My whole body is feeling the pain of Harvey.  I wish I was just talking about my hip I hurt mudding out a house or my head that is killing me from all of the wet, moldy life- piles in front of every house.  But, no, I am talking about my body of people that I love.  They are all feeling the pains of this super storm that shook us all up and then dropped us like so many pick-up sticks. Lives are now scattered and jumbled and tangled.  Everyone is trying to find a way to pick through the mess that is left in a way that gets us all past this.

There is my friend who recently found herself single through no choice of her own.  She spent an entire night by herself in her house trying to keep drains clear and water out of her house.  And, she did it.  All by herself. But, I could hear the exhaustion in her voice the next morning and it hurt me.  Later, help came for her in the form of her son and his friend in a jacked up truck.  That night she slept and he kept watch.
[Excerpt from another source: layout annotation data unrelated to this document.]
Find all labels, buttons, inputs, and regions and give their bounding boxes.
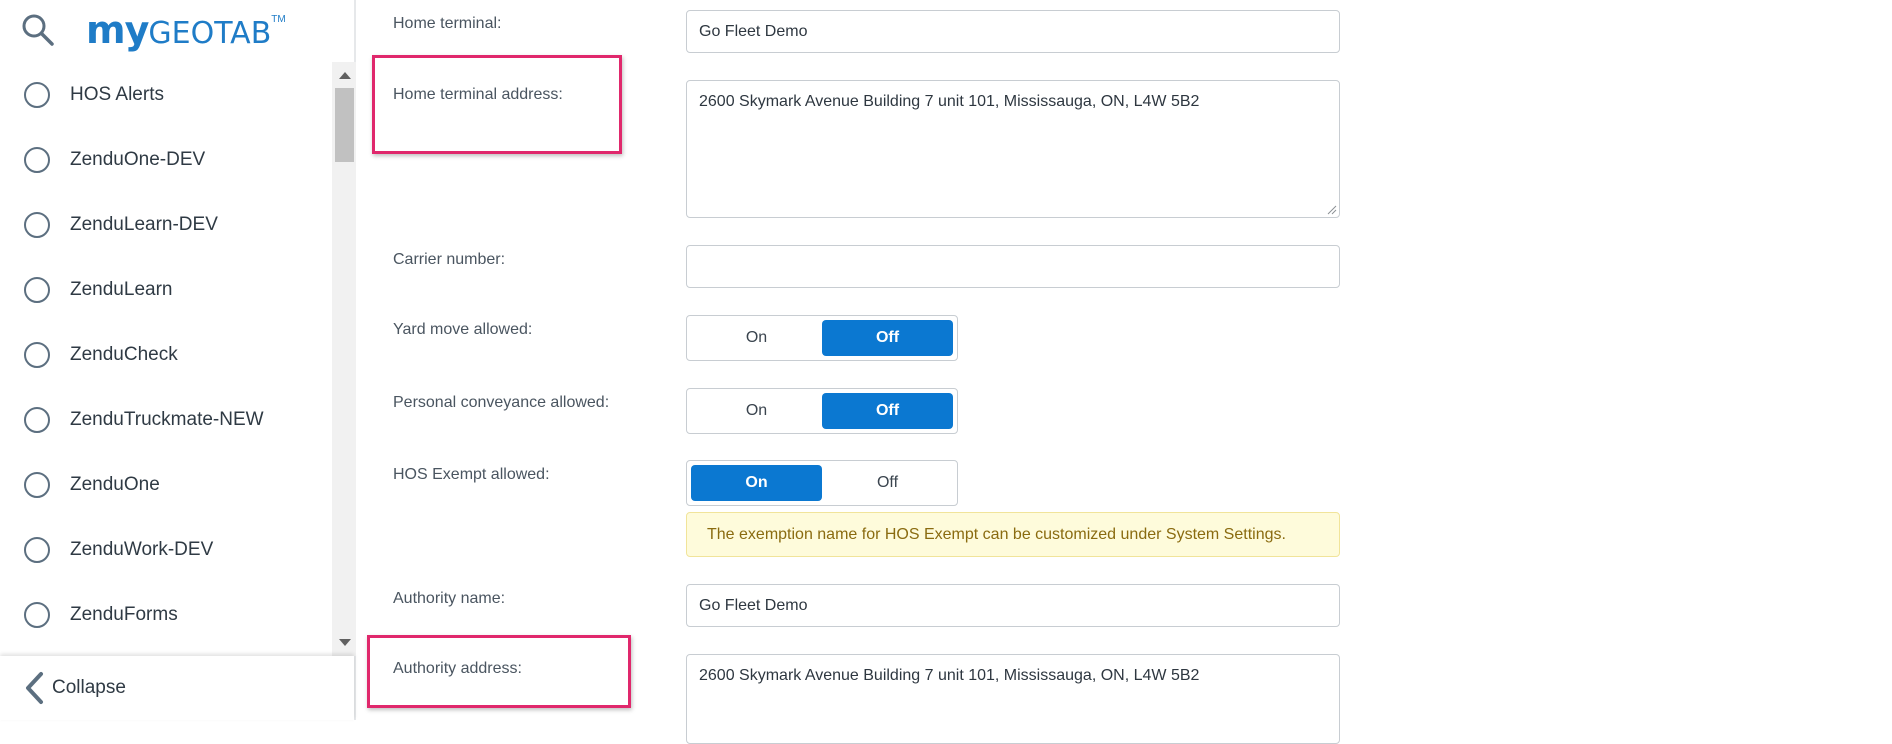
highlight-box-home-terminal-address [372,55,622,154]
home-terminal-address-textarea[interactable]: 2600 Skymark Avenue Building 7 unit 101,… [686,80,1340,218]
home-terminal-label: Home terminal: [393,15,502,32]
chevron-left-icon [26,672,43,704]
sidebar-item-label: ZenduLearn [70,278,173,300]
radio-circle-icon [24,276,50,303]
authority-address-value: 2600 Skymark Avenue Building 7 unit 101,… [699,667,1200,684]
radio-circle-icon [24,601,50,628]
radio-circle-icon [24,146,50,173]
radio-circle-icon [24,406,50,433]
authority-name-label: Authority name: [393,590,506,607]
personal-conveyance-on-option[interactable]: On [691,393,822,429]
sidebar-item-zenduone-dev[interactable]: ZenduOne-DEV [0,127,332,192]
sidebar-item-zenducheck[interactable]: ZenduCheck [0,322,332,387]
collapse-label: Collapse [52,677,126,698]
collapse-button[interactable]: Collapse [0,656,354,720]
sidebar-item-zendulearn[interactable]: ZenduLearn [0,257,332,322]
personal-conveyance-toggle: On Off [686,388,958,434]
sidebar-scrollbar[interactable] [332,62,356,656]
personal-conveyance-off-option[interactable]: Off [822,393,953,429]
radio-circle-icon [24,341,50,368]
authority-address-label: Authority address: [393,660,522,677]
home-terminal-input[interactable]: Go Fleet Demo [686,10,1340,53]
radio-circle-icon [24,536,50,563]
hos-exempt-off-option[interactable]: Off [822,465,953,501]
sidebar-item-label: HOS Alerts [70,83,164,105]
hos-exempt-note: The exemption name for HOS Exempt can be… [686,512,1340,557]
personal-conveyance-label: Personal conveyance allowed: [393,394,610,411]
logo-my: my [86,8,149,52]
home-terminal-address-value: 2600 Skymark Avenue Building 7 unit 101,… [699,93,1200,110]
sidebar-item-zendutruckmate-new[interactable]: ZenduTruckmate-NEW [0,387,332,452]
yard-move-label: Yard move allowed: [393,321,533,338]
sidebar-nav-list: HOS Alerts ZenduOne-DEV ZenduLearn-DEV Z… [0,62,332,656]
sidebar-item-label: ZenduTruckmate-NEW [70,408,264,430]
yard-move-off-option[interactable]: Off [822,320,953,356]
settings-form: Home terminal: Go Fleet Demo Home termin… [358,0,1892,744]
hos-exempt-label: HOS Exempt allowed: [393,466,550,483]
radio-circle-icon [24,471,50,498]
authority-address-textarea[interactable]: 2600 Skymark Avenue Building 7 unit 101,… [686,654,1340,744]
sidebar-item-zendulearn-dev[interactable]: ZenduLearn-DEV [0,192,332,257]
scrollbar-thumb[interactable] [335,88,354,162]
sidebar-item-label: ZenduOne-DEV [70,148,206,170]
sidebar-item-zenduforms[interactable]: ZenduForms [0,582,332,647]
yard-move-on-option[interactable]: On [691,320,822,356]
scroll-up-arrow-icon[interactable] [339,72,351,79]
sidebar-item-label: ZenduOne [70,473,160,495]
sidebar-header: my GEOTAB TM [0,0,356,62]
radio-circle-icon [24,211,50,238]
carrier-number-label: Carrier number: [393,251,506,268]
radio-circle-icon [24,81,50,108]
sidebar-item-label: ZenduForms [70,603,178,625]
yard-move-toggle: On Off [686,315,958,361]
sidebar-item-zenduone[interactable]: ZenduOne [0,452,332,517]
hos-exempt-on-option[interactable]: On [691,465,822,501]
sidebar-item-label: ZenduCheck [70,343,178,365]
logo-tm: TM [271,14,286,25]
home-terminal-address-label: Home terminal address: [393,86,563,103]
resize-grip-icon[interactable] [1325,203,1337,215]
scroll-down-arrow-icon[interactable] [339,639,351,646]
mygeotab-logo[interactable]: my GEOTAB TM [86,8,286,52]
sidebar-item-label: ZenduLearn-DEV [70,213,218,235]
hos-exempt-toggle: On Off [686,460,958,506]
sidebar-item-hos-alerts[interactable]: HOS Alerts [0,62,332,127]
carrier-number-input[interactable] [686,245,1340,288]
authority-name-input[interactable]: Go Fleet Demo [686,584,1340,627]
search-icon[interactable] [20,12,56,48]
sidebar-item-zenduwork-dev[interactable]: ZenduWork-DEV [0,517,332,582]
sidebar: my GEOTAB TM HOS Alerts ZenduOne-DEV Zen… [0,0,356,720]
logo-geotab: GEOTAB [148,16,272,51]
sidebar-item-label: ZenduWork-DEV [70,538,214,560]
Another friend watched the waters win the battle and come into her house.  There was no reprieve. It happened.  Now, her memories, her belongings, and her normal are all piled beside the road and dripping dirty water.  Her Facebook posts have been an equal mix of shock and jubilance.  Jubilance because church family came through the door when she needed it most.  They came with gloves and boots and brooms.  They tore out her sheet rock and hauled her furniture to the curb.  They filled trash bags with family pictures and Christmas decorations.  They were Jesus with a little Chip Gaines thrown in.

It has been like that all week.  Intense pain caused by watching someone you love going through something unthinkable and then some measure of relief as their needs get met. You’re just so happy somebody showed up for them.  That a band-aid was applied.  It doesn’t matter  what form the help takes.
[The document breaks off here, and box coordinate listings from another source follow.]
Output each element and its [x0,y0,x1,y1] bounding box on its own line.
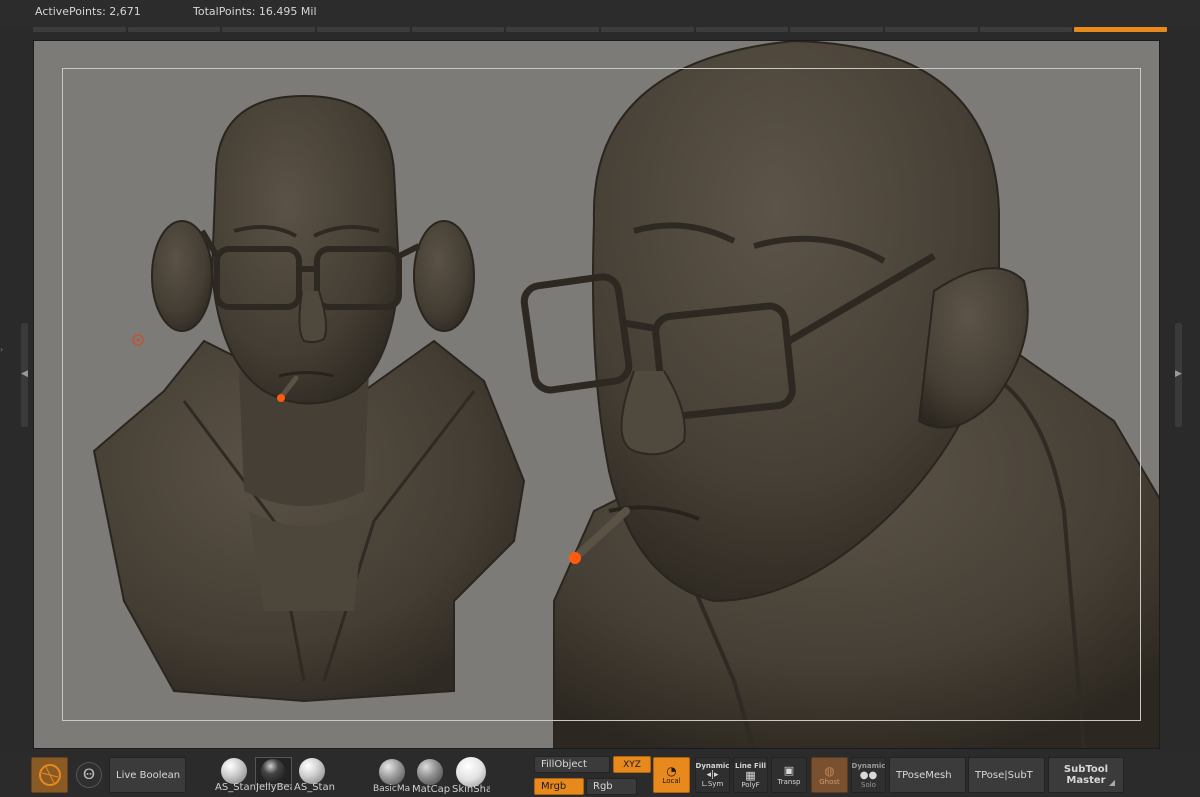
grey-sphere-icon [379,759,405,785]
rgb-button[interactable]: Rgb [586,778,637,795]
mrgb-label: Mrgb [541,781,567,792]
document-tab[interactable] [506,27,600,32]
material-label: JellyBea [256,782,292,793]
left-edge-marker: › [0,345,4,354]
document-tab[interactable] [979,27,1073,32]
fill-object-button[interactable]: FillObject [534,756,610,773]
subtool-master-label-2: Master [1066,775,1106,786]
active-points-readout: ActivePoints: 2,671 [35,5,141,18]
document-tab[interactable] [127,27,221,32]
white-sphere-icon [221,758,247,784]
solo-button[interactable]: Dynamic ●● Solo [851,757,886,793]
transparency-icon: ▣ [783,764,795,777]
document-tab[interactable] [222,27,316,32]
tpose-mesh-button[interactable]: TPoseMesh [889,757,966,793]
sculpt-render [92,41,1159,748]
bottom-shelf: Ꙫ Live Boolean AS_Stan JellyBea AS_Stan … [0,750,1200,797]
ghost-button[interactable]: ◍ Ghost [811,757,848,793]
live-boolean-button[interactable]: Live Boolean [109,757,186,793]
lsym-label: L.Sym [701,780,724,788]
material-label: AS_Stan [215,782,256,793]
bust-front-view [92,94,526,703]
xyz-button[interactable]: XYZ [613,756,651,773]
material-label: SkinSha [452,784,490,795]
total-points-readout: TotalPoints: 16.495 Mil [193,5,317,18]
material-label: AS_Stan [294,782,335,793]
dynamic-caption: Dynamic [695,762,730,770]
local-button[interactable]: ◔ Local [653,757,690,793]
live-boolean-label: Live Boolean [116,769,181,781]
brush-sphere-icon [38,764,61,786]
rgb-label: Rgb [593,781,613,792]
document-tab[interactable] [317,27,410,32]
local-pivot-icon: ◔ [666,764,677,778]
bust-closeup-view [520,41,1159,748]
solo-icon: ●● [859,769,878,781]
subtool-master-button[interactable]: SubTool Master ◢ [1048,757,1124,793]
polyf-label: PolyF [741,780,760,789]
mrgb-button[interactable]: Mrgb [534,778,584,795]
corner-triangle-icon: ◢ [1108,778,1115,787]
document-tab[interactable] [1074,27,1168,32]
ghost-icon: ◍ [824,764,835,778]
left-shelf-toggle[interactable]: ◀ [21,323,28,427]
document-tab[interactable] [695,27,789,32]
local-label: Local [662,777,681,785]
ghost-label: Ghost [819,778,840,786]
material-label: BasicMa [373,784,411,794]
stroke-icon: Ꙫ [83,767,95,783]
tpose-mesh-label: TPoseMesh [896,769,952,781]
tool-button[interactable] [31,757,68,793]
symmetry-arrows-icon: ◂|▸ [706,770,719,780]
chevron-left-icon: ◀ [21,369,28,379]
transp-button[interactable]: ▣ Transp [771,757,807,793]
document-tab[interactable] [790,27,884,32]
dark-sphere-icon [261,759,285,783]
tpose-subt-label: TPose|SubT [975,769,1033,781]
polyframe-grid-icon: ▦ [745,768,756,782]
fill-object-label: FillObject [541,759,587,770]
solo-label: Solo [861,780,876,789]
document-tab[interactable] [33,27,126,32]
chevron-right-icon: ▶ [1175,369,1182,379]
subtool-master-label-1: SubTool [1063,764,1109,775]
right-shelf-toggle[interactable]: ▶ [1175,323,1182,427]
material-label: MatCap [412,784,451,795]
white-sphere-icon [456,757,486,787]
document-tab[interactable] [411,27,505,32]
transp-label: Transp [777,778,801,786]
xyz-label: XYZ [623,759,641,770]
white-sphere-icon [299,758,325,784]
grey-sphere-icon [417,759,443,785]
canvas-viewport[interactable] [33,40,1160,749]
document-tab[interactable] [601,27,694,32]
dynamic-solo-caption: Dynamic [851,761,886,770]
tpose-subt-button[interactable]: TPose|SubT [968,757,1045,793]
top-status-bar: ActivePoints: 2,671 TotalPoints: 16.495 … [0,0,1200,27]
document-tab[interactable] [885,27,978,32]
lsym-button[interactable]: Dynamic ◂|▸ L.Sym [695,757,730,793]
polyf-button[interactable]: Line Fill ▦ PolyF [733,757,768,793]
stroke-button[interactable]: Ꙫ [76,762,102,788]
document-tab-strip [33,27,1168,33]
For Richard and I, it was neighbors who faithfully sent us pictures of the water creeping up our yard while we were miles away.  Close was ok.  Another inch was bearable.  Not knowing wouldn’t have been.
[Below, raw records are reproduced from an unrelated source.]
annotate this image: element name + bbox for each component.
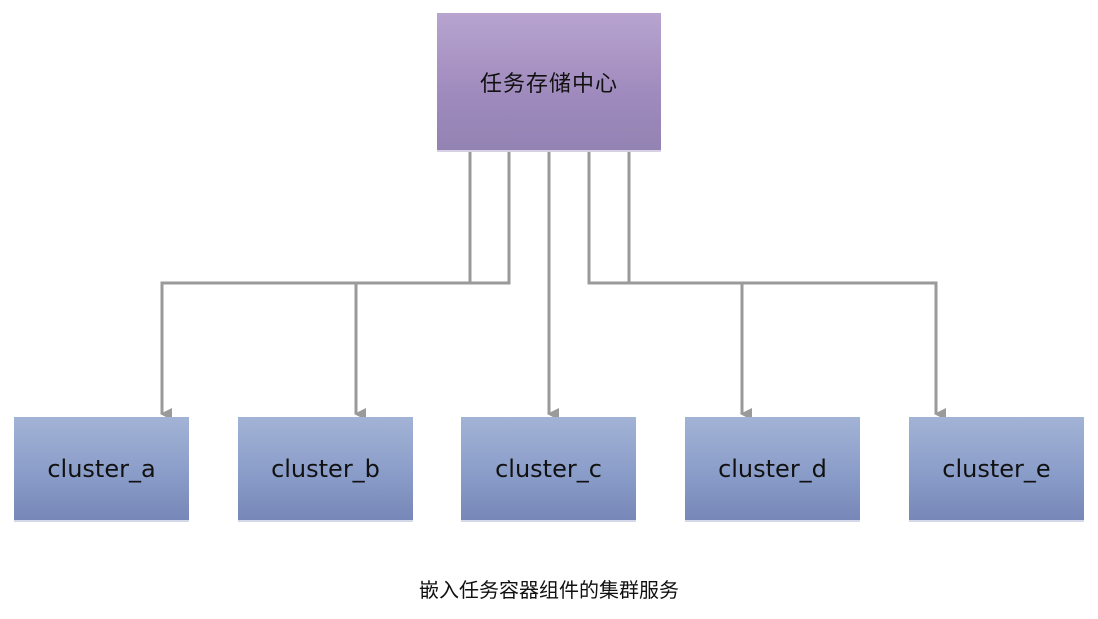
cluster-e-label: cluster_e xyxy=(942,454,1051,483)
cluster-c-node: cluster_c xyxy=(461,417,636,522)
edge-to-cluster-e xyxy=(627,152,946,420)
cluster-a-node: cluster_a xyxy=(14,417,189,522)
cluster-d-node: cluster_d xyxy=(685,417,860,522)
cluster-b-node: cluster_b xyxy=(238,417,413,522)
edge-to-cluster-b xyxy=(354,152,511,420)
task-storage-center-label: 任务存储中心 xyxy=(479,71,618,97)
diagram-caption: 嵌入任务容器组件的集群服务 xyxy=(419,578,679,602)
cluster-e-node: cluster_e xyxy=(909,417,1084,522)
cluster-c-label: cluster_c xyxy=(495,454,602,483)
cluster-b-label: cluster_b xyxy=(271,454,380,483)
cluster-a-label: cluster_a xyxy=(47,454,156,483)
cluster-d-label: cluster_d xyxy=(718,454,827,483)
task-storage-center-node: 任务存储中心 xyxy=(437,13,661,152)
And, when we finally got to come home, walked through our back door and realized that normal still lived in our own little house we cried.  Well, I cried.  Richard cleaned up the yard.

Then, we got busy.

Right now in Houston, you can’t sit by and watch everyone else hurt.  You have to get involved.  You have to do something.

Rescue people on boats, slap together sandwiches, organize relief efforts or, like my favorite rescue worker I’ve met so far, show up to a flooded house pulling an ice chest full of popsicles and ice cream and beer.

Cover your bases.  Have a band-aid ready for whoever you might meet.  In whatever form they might need it. Do what you can do until our body stops hurting.